Vítima foi raptada à porta de casa, no centro de Maputo, no dia 1 de novembro, por três homens armados.
A polícia de Moçambique anunciou esta quinta-feira o resgate numa operação policial de uma cidadã luso-moçambicana de 26 anos que estava em cativeiro há 50 dias.
Segundo fonte do Serviço Nacional de Investigação Criminal (Sernic), a operação "culminou com a neutralização de dois indivíduos do sexo masculino".
A vítima tinha sido raptada à porta de casa, no centro de Maputo, no dia 1 de novembro, por três homens armados.
"A situação está a ser acompanhada através dos postos diplomáticos e consulares em Maputo, que estão em contacto com a família", disse anteriormente fonte do Ministério dos Negócios Estrangeiros (MNE) à Lusa, tendo a jovem luso-moçambicana permanecido em cativeiro até quinta-feira.
O MNE português confirmou anteriormente à Lusa que o Consulado-Geral de Maputo estava a acompanhar a tentativa de rapto de um outro cidadão luso-moçambicano, ocorrido em 27 de novembro, o segundo caso num mês.
"O Consulado-Geral em Maputo acompanha a situação da tentativa de rapto de um cidadão luso-moçambicano. As autoridades moçambicanas tomaram conta da ocorrência", referiu fonte oficial do MNE, em resposta a uma pergunta da Lusa.
Trata-se de um comerciante luso-moçambicano ferido a tiro por desconhecidos que o tentaram raptar no centro da cidade de Maputo, crime frustrado graças à intervenção da população.
Quase 400 pessoas subscreveram em 24 horas, até quarta-feira, uma petição online apelando à libertação "incondicional" de cidadãos moçambicanos e luso-moçambicanos em cativeiro em Moçambique e contra os raptos que afetam o país.
"Os raptos são um crime hediondo que assola há vários anos a sociedade moçambicana. Urge à sociedade moçambicana insurgir-se contra o que se está a passar no país", lê-se na petição online "Contra os raptos em Moçambique", e que nas primeiras 24 horas foi subscrita por 379 pessoas.

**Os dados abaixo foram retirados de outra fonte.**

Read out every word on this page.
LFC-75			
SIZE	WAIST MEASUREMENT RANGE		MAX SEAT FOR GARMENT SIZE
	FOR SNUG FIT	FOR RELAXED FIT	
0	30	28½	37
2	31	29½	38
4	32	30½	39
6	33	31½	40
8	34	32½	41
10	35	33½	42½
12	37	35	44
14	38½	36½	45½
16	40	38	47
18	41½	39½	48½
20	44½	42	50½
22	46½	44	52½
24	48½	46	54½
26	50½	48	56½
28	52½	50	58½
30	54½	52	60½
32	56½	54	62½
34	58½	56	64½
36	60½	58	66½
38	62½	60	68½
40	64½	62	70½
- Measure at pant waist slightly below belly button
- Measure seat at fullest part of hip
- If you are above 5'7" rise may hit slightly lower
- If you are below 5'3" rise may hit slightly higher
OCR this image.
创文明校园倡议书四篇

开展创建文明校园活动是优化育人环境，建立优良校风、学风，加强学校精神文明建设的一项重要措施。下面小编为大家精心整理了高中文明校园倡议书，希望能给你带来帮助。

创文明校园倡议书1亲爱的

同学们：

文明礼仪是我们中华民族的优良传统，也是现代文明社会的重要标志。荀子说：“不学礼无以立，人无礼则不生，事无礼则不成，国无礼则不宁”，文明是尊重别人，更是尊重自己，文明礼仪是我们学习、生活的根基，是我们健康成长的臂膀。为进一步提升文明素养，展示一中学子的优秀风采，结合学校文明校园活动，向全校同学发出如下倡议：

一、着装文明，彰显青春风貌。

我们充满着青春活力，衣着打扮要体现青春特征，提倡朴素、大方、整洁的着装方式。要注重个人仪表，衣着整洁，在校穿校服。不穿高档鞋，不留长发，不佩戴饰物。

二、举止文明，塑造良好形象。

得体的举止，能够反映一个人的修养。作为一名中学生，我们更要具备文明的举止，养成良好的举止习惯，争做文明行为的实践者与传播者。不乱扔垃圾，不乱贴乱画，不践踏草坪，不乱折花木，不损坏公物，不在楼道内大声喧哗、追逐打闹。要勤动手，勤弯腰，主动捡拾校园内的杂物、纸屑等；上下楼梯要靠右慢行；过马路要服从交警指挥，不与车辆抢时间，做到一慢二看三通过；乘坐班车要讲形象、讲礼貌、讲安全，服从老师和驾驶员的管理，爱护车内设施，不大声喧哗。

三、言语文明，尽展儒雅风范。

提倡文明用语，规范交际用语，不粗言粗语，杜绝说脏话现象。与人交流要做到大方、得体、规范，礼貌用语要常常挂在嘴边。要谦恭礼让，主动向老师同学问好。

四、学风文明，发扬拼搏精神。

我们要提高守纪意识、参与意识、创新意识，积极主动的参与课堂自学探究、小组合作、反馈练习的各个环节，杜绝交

"Os signatários desta petição apelam à libertação incondicional dos luso-moçambicanos e moçambicanos em cativeiro. Para esse efeito, os signatários da presente petição apelam às autoridades de Moçambique para enveredarem todos os esforços na tentativa do seu resgaste, e às autoridades de Portugal que prestem o apoio necessário e incondicional no âmbito da colaboração habitual entre os dois Estados, neste processo", refere-se no documento, dirigido aos governos dos dois países.
Maputo vive há algumas semanas uma nova onda de raptos, sobretudo de empresários, com registo de dois luso-moçambicanos visados desde novembro e suspeitas de envolvimento de agentes ligados à investigação policial neste tipo de crime.
Não são conhecidos dados oficiais sobre o número de pessoas em cativeiro neste momento em Moçambique, vítimas de raptos, mas no dia 17 de novembro um outro empresário moçambicano ligado ao ramo automóvel foi raptado por homens desconhecidos também na cidade de Maputo.
"Não deixem estas vítimas cair no esquecimento", apelam ainda os subscritores da petição, cidadãos portugueses e moçambicanos.
O Presidente de Moçambique, Filipe Nyusi, reconheceu quarta-feira, no parlamento, que apesar das melhorias no combate à criminalidade, mantém-se a preocupação com os crimes de rapto que continuam a assolar o país.
"Apesar destes avanços, continuam a preocupar-nos os casos de raptos, mesmo com registo de redução em seis, contra 12 casos registados em igual período de 2022", afirmou o chefe de Estado, no habitual discurso anual sobre o Estado da nação, na Assembleia da República, em Maputo.
"E, desses casos, foram esclarecidos quatro ligados ao crime de rapto, foram detidos 31 indivíduos, os mesmos envolvidos em raptos anteriores, tendo também sido detido um mandante na República da África do Sul, no âmbito da cooperação judiciária entre as autoridades dos dois países", acrescentou Nyusi.
A Confederação das Associações Económicas (CTA), a maior associação patronal do país, defendeu no início de novembro, face a esta nova onda de casos, penas de prisão "mais severas" contra raptores e sem possibilidade de pagamento de caução para travar estes crimes.
O primeiro-ministro de Moçambique, Adriano Maleiane, anunciou no parlamento, em maio último, que foram já selecionados os agentes que vão trabalhar numa unidade especial de combate aos raptos que afetam o país.
De acordo com um balanço apresentado pelo chefe do Governo, desde 2021 foram registados 28 casos de rapto, dos quais "15 foram totalmente esclarecidos".